Ok and then this other part of me goes but how would you know if you didn't really try.
I'm like contradicting myself... this really sucks.

What should I know now?? I feel so lost :(

iVillage Member
Registered: 03-27-2003
Tue, 09-27-2005 - 6:23pm

The pain you feel comes thru here. What is your support? Please tell SOMEONE close to you, that you feel crappy and at least once suicidal. Please?

If you talk and he says he loves you, it's like a dose of a drug..it excites and revitalizes you from the darkness. I KNOW this all too well. If you have NO CONTACT slowly you move on..

It's your choice but to continue this way is emotional disaster..and TELL HIS/YOUR FRIENDS not to tell u ANYTHING about his new life..phooey on that..

iVillage Member
Registered: 09-09-2004
Tue, 09-27-2005 - 9:49pm

wow, i totally could have written this message.
different issues aside... he basically did the same exact thing, and i reacted the same exact way as you. did the text thing, did cards, emails... etc.. turned into a stalker..
i totally understand the reasons you gave for wanting him back, im there with you.
but keep in mind he was honest, and he let you go.
its not easy, but you will move on, and you will find someone better.
its uncomfortable, and it sucks, and you miss him a lot..
just take it a day at a time,,,and things will get better.

Jenn

iVillage Member
Registered: 09-27-2005
Wed, 09-28-2005 - 12:53am

Thanks for the replies.

He has made it clear to me that we ain't gonna work things out today.
And he tells me again that he hopes that we might have a chance at it in the future.
Looking at myself in the mirror today, made me realised how messed up I had become.
So I told him that if it ain't gonna work now, it wouldn't in the future and that he should just stop contacting me.

I've fallen ill and I only have myself to blame for the pathetic state i am in now.
The sleepness nights spent crying etc.
Right now, I keep drilling this into my head .. that he doesnt want me back so I should stop pining for him.

Moving on would be difficult but I hope to make it through.
I really appreciate the replies.
Thanks alot...

iVillage Member
Registered: 09-28-2005
Wed, 09-28-2005 - 11:06pm
I totally know how you feel.
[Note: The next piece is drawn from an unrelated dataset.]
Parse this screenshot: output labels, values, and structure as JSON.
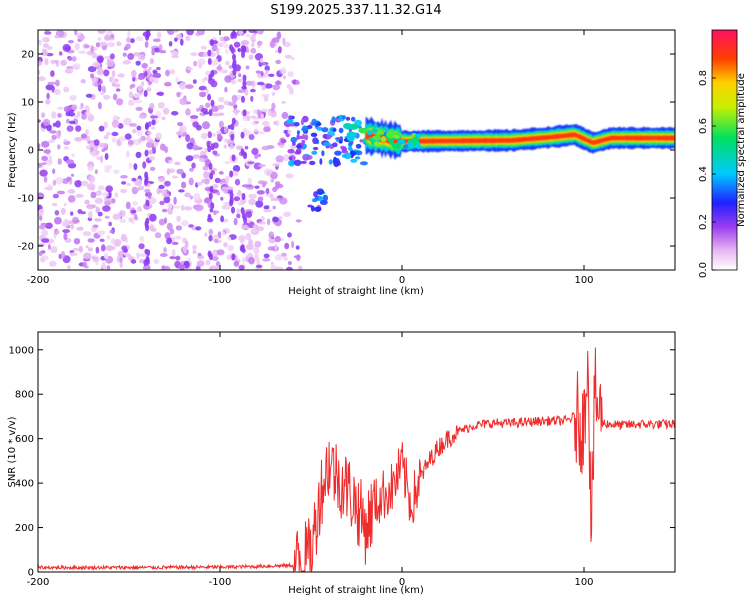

I broke up with my ex only 2 weeks ago and I am physically sick. I don't think I have slept a full night in the last 2 weeks and I have cried almost every night. It really helps reading the messages and knowing that there are others out there that feel your pain too. I am trying to move on also.
iVillage Member
Registered: 09-27-2005
Thu, 09-29-2005 - 1:05am
Hi brokn_heart, do take care of your health :)
iVillage Member
Registered: 09-28-2005
Thu, 09-29-2005 - 1:16am
Thank you. You take care of your health also.